Unfolding on this mucky river is a growing sense of wonder and mystery that seems to mimic the outlook of a child. Even in his world of recycled possessions and mud-stained belongings, everything seems so full of intrigue and promise. But things are not always as they seem and nothing is black and white in Nichol's film. Every one has their own indiscretions and share of mistakes but that doesn't necessarily make them bad, it just...makes them. This is the case with Reese Witherspoon’s character Juniper - a kind but lecherous soul. Her helpless love with Mud is at once pure and manipulative and in the end our impressions of any one of these characters is limited by our brief encounters with them.


Neckbone's uncle Galen, played in a bit-part by Michael Shannon, offers an anecdote that seems to encapsulate the magic of the film. Looking up at his ceiling fan winding overhead, he muses to his nephew that it's the best ceiling fan that he's ever had, finer than all the other ceiling fans he's ever owned, and yet he found it on the bottom of the river. Who or why someone threw it out is a mystery to him but as the adage goes "one man's trash is another man's treasure". To extend this metaphor to Mud (both the character and the film,) even people who have been thrown away, mistreated or discarded can be worth saving and may just be the finest things of all. They just may need some re-wiring.
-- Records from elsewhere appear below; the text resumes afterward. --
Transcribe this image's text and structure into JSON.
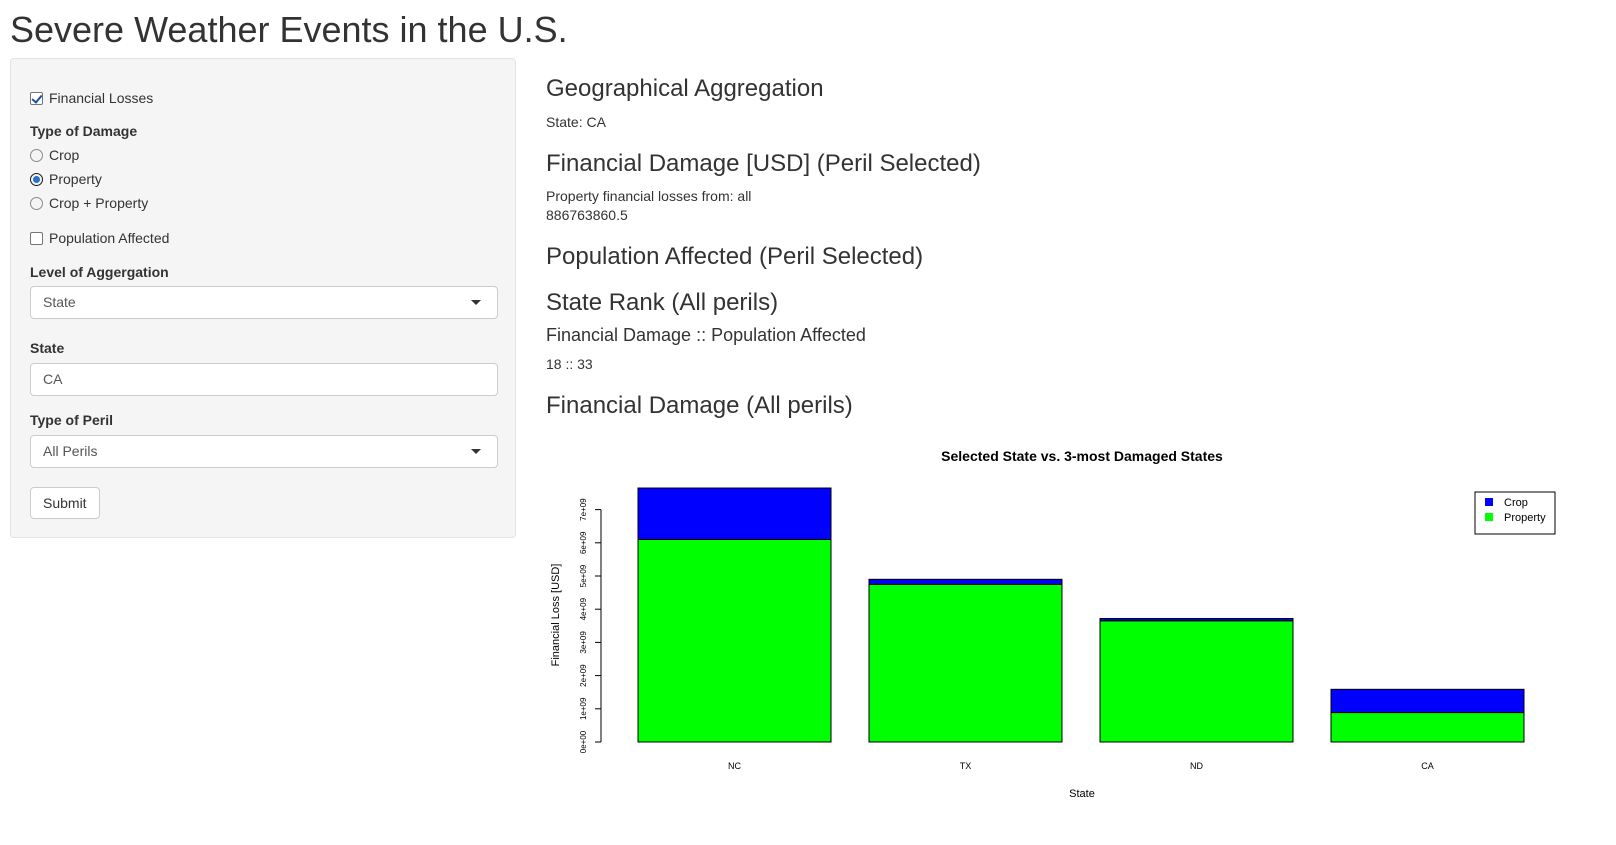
{
  "page_title": "Severe Weather Events in the U.S.",
  "sidebar": {
    "financial_losses": {
      "label": "Financial Losses",
      "checked": true
    },
    "type_of_damage": {
      "label": "Type of Damage",
      "options": [
        {
          "label": "Crop",
          "selected": false
        },
        {
          "label": "Property",
          "selected": true
        },
        {
          "label": "Crop + Property",
          "selected": false
        }
      ]
    },
    "population_affected": {
      "label": "Population Affected",
      "checked": false
    },
    "level_of_aggregation": {
      "label": "Level of Aggergation",
      "value": "State"
    },
    "state": {
      "label": "State",
      "value": "CA"
    },
    "type_of_peril": {
      "label": "Type of Peril",
      "value": "All Perils"
    },
    "submit_label": "Submit"
  },
  "main": {
    "geo_heading": "Geographical Aggregation",
    "geo_text": "State: CA",
    "fin_heading": "Financial Damage [USD] (Peril Selected)",
    "fin_text": "Property financial losses from: all",
    "fin_value": "886763860.5",
    "pop_heading": "Population Affected (Peril Selected)",
    "rank_heading": "State Rank (All perils)",
    "rank_subheading": "Financial Damage :: Population Affected",
    "rank_value": "18 :: 33",
    "chart_heading": "Financial Damage (All perils)"
  },
  "colors": {
    "crop": "#0000ff",
    "property": "#00ff00"
  },
  "chart_data": {
    "type": "bar",
    "stacked": true,
    "title": "Selected State vs. 3-most Damaged States",
    "xlabel": "State",
    "ylabel": "Financial Loss [USD]",
    "categories": [
      "NC",
      "TX",
      "ND",
      "CA"
    ],
    "series": [
      {
        "name": "Property",
        "values": [
          6100000000,
          4750000000,
          3650000000,
          886763860.5
        ]
      },
      {
        "name": "Crop",
        "values": [
          1550000000,
          150000000,
          70000000,
          700000000
        ]
      }
    ],
    "yticks": [
      0,
      1000000000,
      2000000000,
      3000000000,
      4000000000,
      5000000000,
      6000000000,
      7000000000
    ],
    "ytick_labels": [
      "0e+00",
      "1e+09",
      "2e+09",
      "3e+09",
      "4e+09",
      "5e+09",
      "6e+09",
      "7e+09"
    ],
    "legend": {
      "position": "top-right",
      "entries": [
        "Crop",
        "Property"
      ]
    },
    "grid": false
  }
}
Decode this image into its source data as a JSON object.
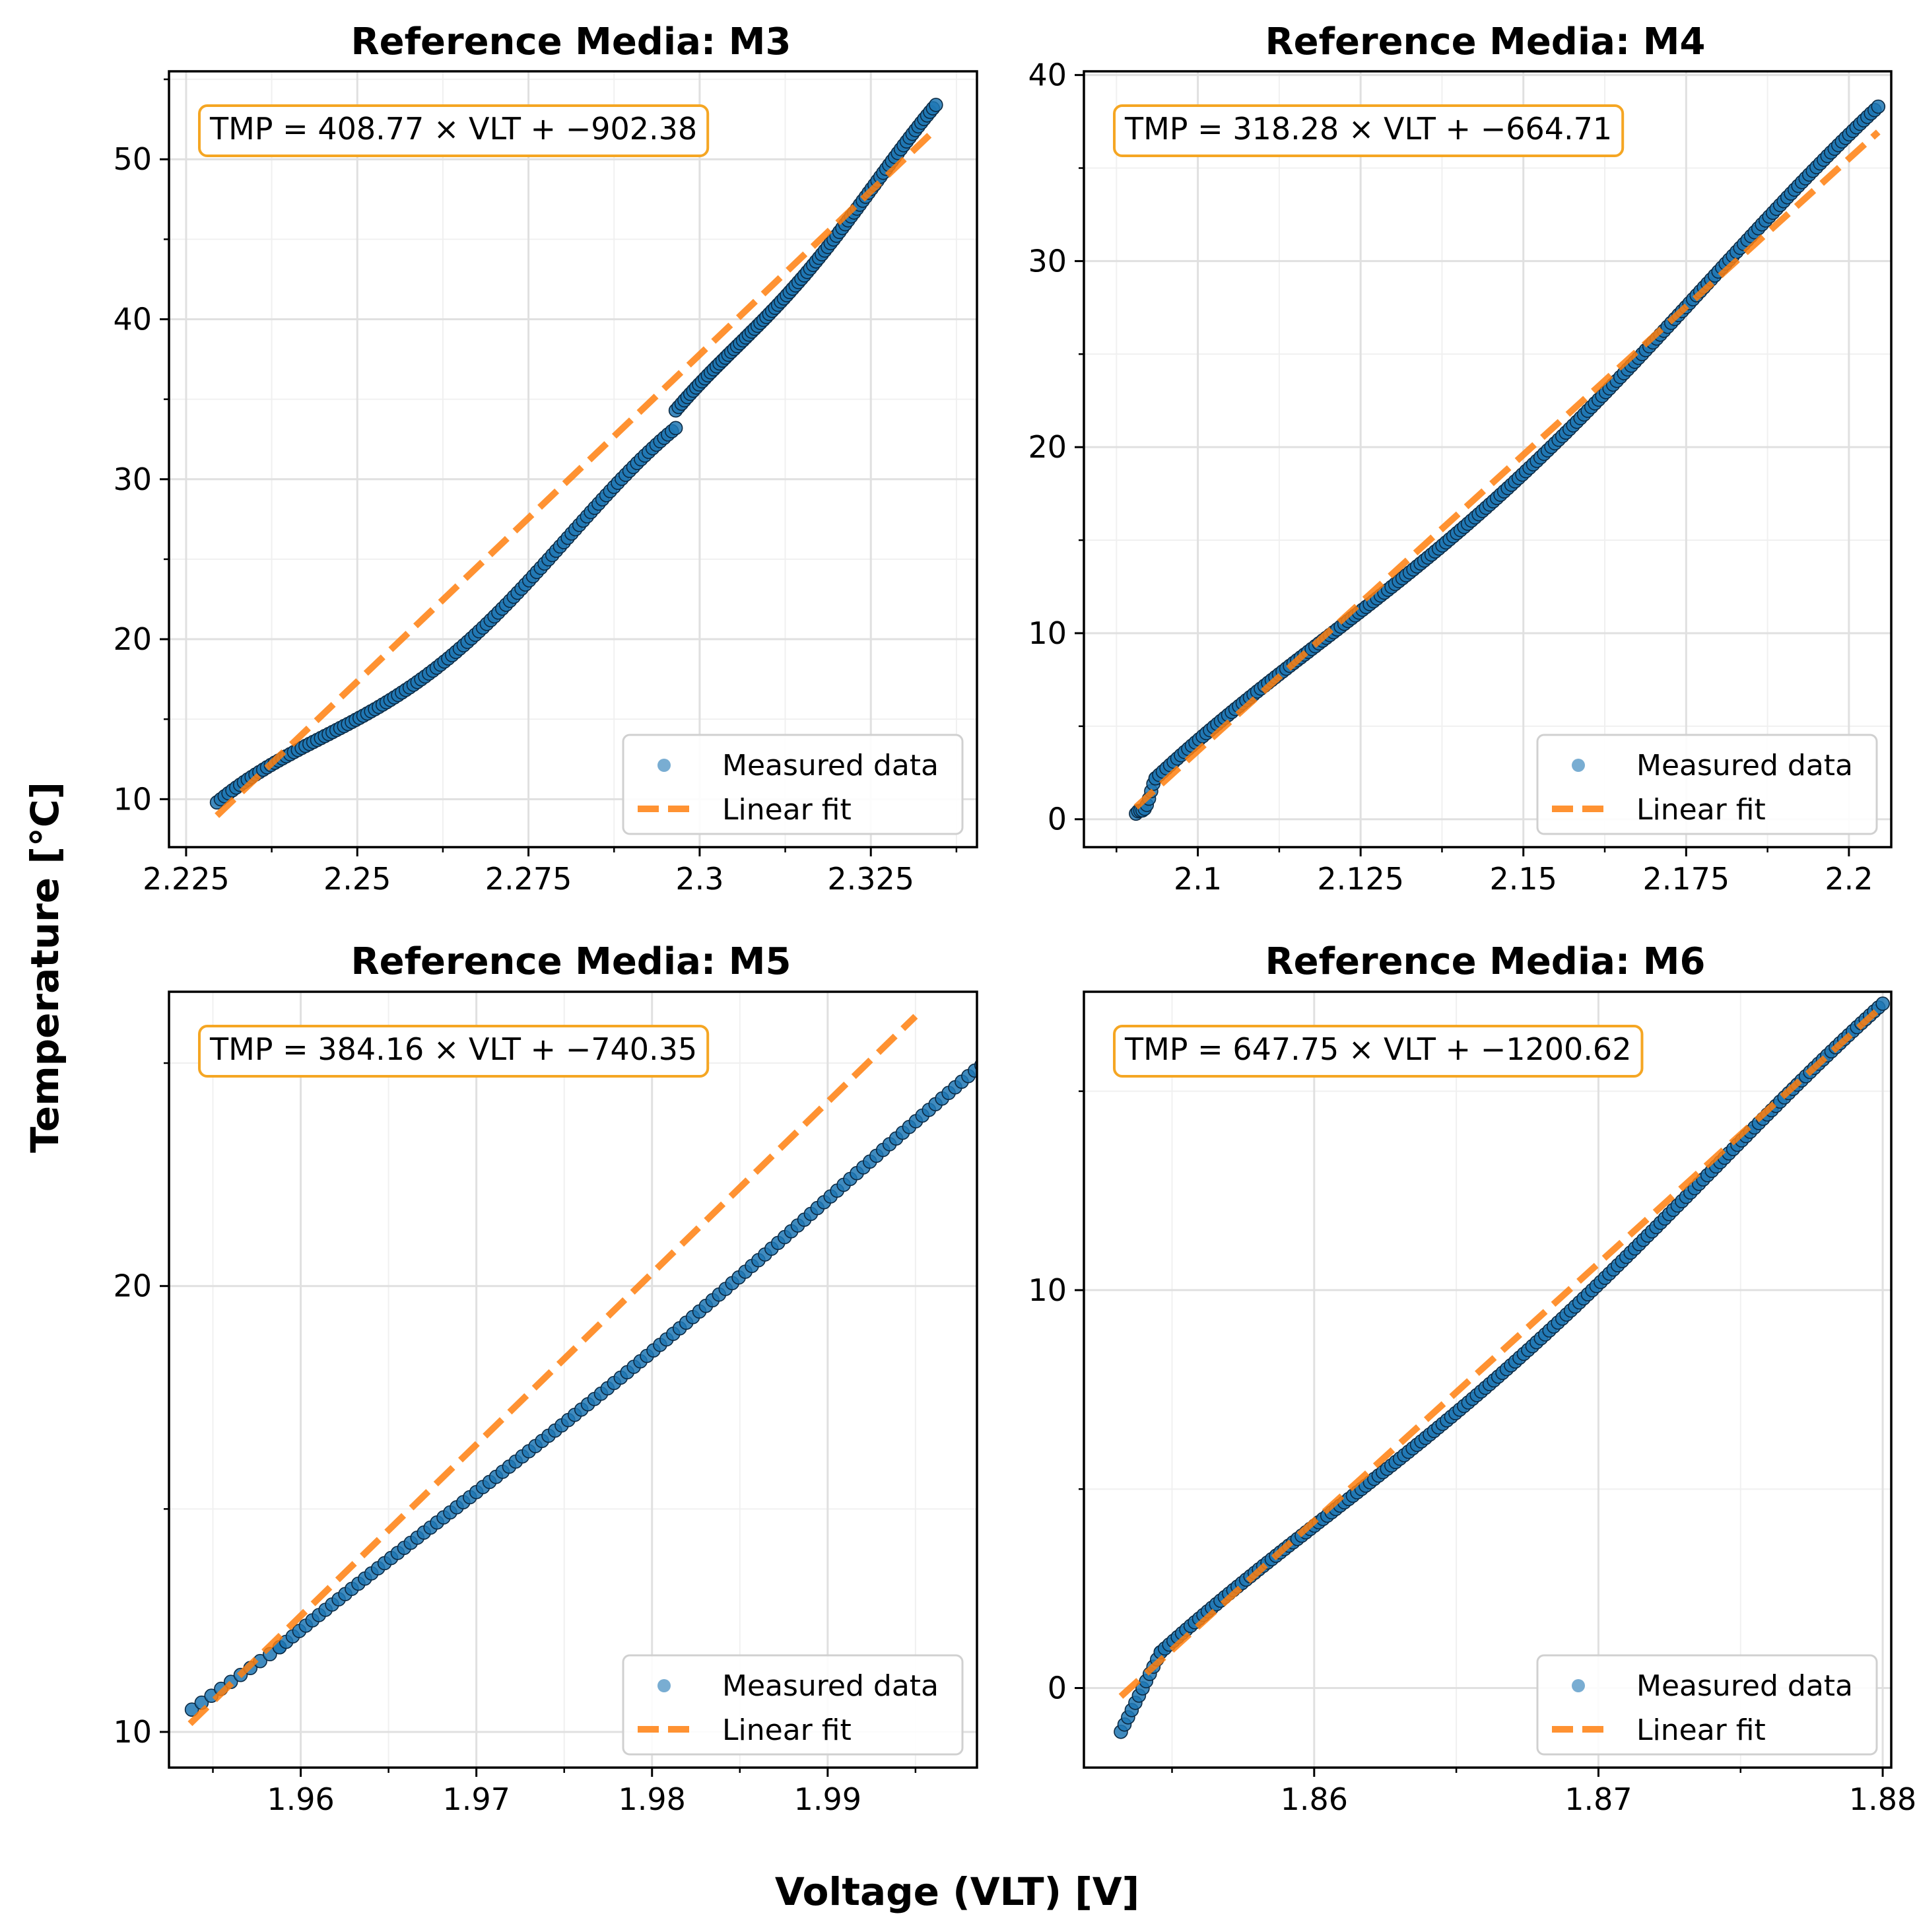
{
  "figure": {
    "xlabel": "Voltage (VLT) [V]",
    "ylabel": "Temperature [°C]"
  },
  "colors": {
    "points": "#1f77b4",
    "fit": "#ff7f0e",
    "annotation_border": "#f5a623",
    "grid": "#e0e0e0"
  },
  "legend": {
    "measured": "Measured data",
    "fit": "Linear fit"
  },
  "chart_data": [
    {
      "type": "scatter",
      "title": "Reference Media: M3",
      "equation": "TMP = 408.77 × VLT + −902.38",
      "slope": 408.77,
      "intercept": -902.38,
      "xlim": [
        2.2225,
        2.3405
      ],
      "ylim": [
        7,
        55.5
      ],
      "xticks": [
        2.225,
        2.25,
        2.275,
        2.3,
        2.325
      ],
      "xticklabels": [
        "2.225",
        "2.25",
        "2.275",
        "2.3",
        "2.325"
      ],
      "yticks": [
        10,
        20,
        30,
        40,
        50
      ],
      "yticklabels": [
        "10",
        "20",
        "30",
        "40",
        "50"
      ],
      "xminor": [
        2.2375,
        2.2625,
        2.2875,
        2.3125,
        2.3375
      ],
      "yminor": [
        15,
        25,
        35,
        45,
        55
      ],
      "fit_x": [
        2.2295,
        2.3345
      ],
      "segments": [
        {
          "x0": 2.2295,
          "x1": 2.2965,
          "y0": 9.8,
          "y1": 33.2,
          "n": 120,
          "bow": 1.4
        },
        {
          "x0": 2.2965,
          "x1": 2.3345,
          "y0": 34.3,
          "y1": 53.4,
          "n": 90,
          "bow": 0.5
        }
      ]
    },
    {
      "type": "scatter",
      "title": "Reference Media: M4",
      "equation": "TMP = 318.28 × VLT + −664.71",
      "slope": 318.28,
      "intercept": -664.71,
      "xlim": [
        2.0825,
        2.2065
      ],
      "ylim": [
        -1.5,
        40.2
      ],
      "xticks": [
        2.1,
        2.125,
        2.15,
        2.175,
        2.2
      ],
      "xticklabels": [
        "2.1",
        "2.125",
        "2.15",
        "2.175",
        "2.2"
      ],
      "yticks": [
        0,
        10,
        20,
        30,
        40
      ],
      "yticklabels": [
        "0",
        "10",
        "20",
        "30",
        "40"
      ],
      "xminor": [
        2.0875,
        2.1125,
        2.1375,
        2.1625,
        2.1875
      ],
      "yminor": [
        5,
        15,
        25,
        35
      ],
      "fit_x": [
        2.0905,
        2.2045
      ],
      "segments": [
        {
          "x0": 2.0905,
          "x1": 2.0935,
          "y0": 0.3,
          "y1": 2.2,
          "n": 10,
          "bow": 0.3
        },
        {
          "x0": 2.0935,
          "x1": 2.2045,
          "y0": 2.2,
          "y1": 38.3,
          "n": 200,
          "bow": 1.0
        }
      ]
    },
    {
      "type": "scatter",
      "title": "Reference Media: M5",
      "equation": "TMP = 384.16 × VLT + −740.35",
      "slope": 384.16,
      "intercept": -740.35,
      "xlim": [
        1.9525,
        1.9985
      ],
      "ylim": [
        9.2,
        26.6
      ],
      "xticks": [
        1.96,
        1.97,
        1.98,
        1.99
      ],
      "xticklabels": [
        "1.96",
        "1.97",
        "1.98",
        "1.99"
      ],
      "yticks": [
        10,
        20
      ],
      "yticklabels": [
        "10",
        "20"
      ],
      "xminor": [
        1.955,
        1.965,
        1.975,
        1.985,
        1.995
      ],
      "yminor": [
        15,
        25
      ],
      "fit_x": [
        1.9537,
        1.995
      ],
      "segments": [
        {
          "x0": 1.9538,
          "x1": 1.9588,
          "y0": 10.5,
          "y1": 11.9,
          "n": 10,
          "bow": 0
        },
        {
          "x0": 1.9588,
          "x1": 1.9995,
          "y0": 11.9,
          "y1": 25.2,
          "n": 110,
          "bow": 0.15
        }
      ]
    },
    {
      "type": "scatter",
      "title": "Reference Media: M6",
      "equation": "TMP = 647.75 × VLT + −1200.62",
      "slope": 647.75,
      "intercept": -1200.62,
      "xlim": [
        1.8519,
        1.8803
      ],
      "ylim": [
        -2.0,
        17.5
      ],
      "xticks": [
        1.86,
        1.87,
        1.88
      ],
      "xticklabels": [
        "1.86",
        "1.87",
        "1.88"
      ],
      "yticks": [
        0,
        10
      ],
      "yticklabels": [
        "0",
        "10"
      ],
      "xminor": [
        1.855,
        1.865,
        1.875
      ],
      "yminor": [
        5,
        15
      ],
      "fit_x": [
        1.8532,
        1.88
      ],
      "segments": [
        {
          "x0": 1.8532,
          "x1": 1.8546,
          "y0": -1.1,
          "y1": 0.9,
          "n": 12,
          "bow": 0
        },
        {
          "x0": 1.8546,
          "x1": 1.88,
          "y0": 0.9,
          "y1": 17.2,
          "n": 170,
          "bow": 0.35
        }
      ]
    }
  ]
}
Themes of innocence lost and re-invigoration of character are beautifully woven into the subtext and come across as potent and intoxicating, allowing Mud to be something to dwell on rather than watch once and dismiss. It's a surprisingly tender film that, like its characters, wears its heart on its sleeve. As a postmodern tale of virtue gone slumming and a story of the veracity of the human spirit, Mud is a tremendously heart-warming and gritty modern day fairy tale.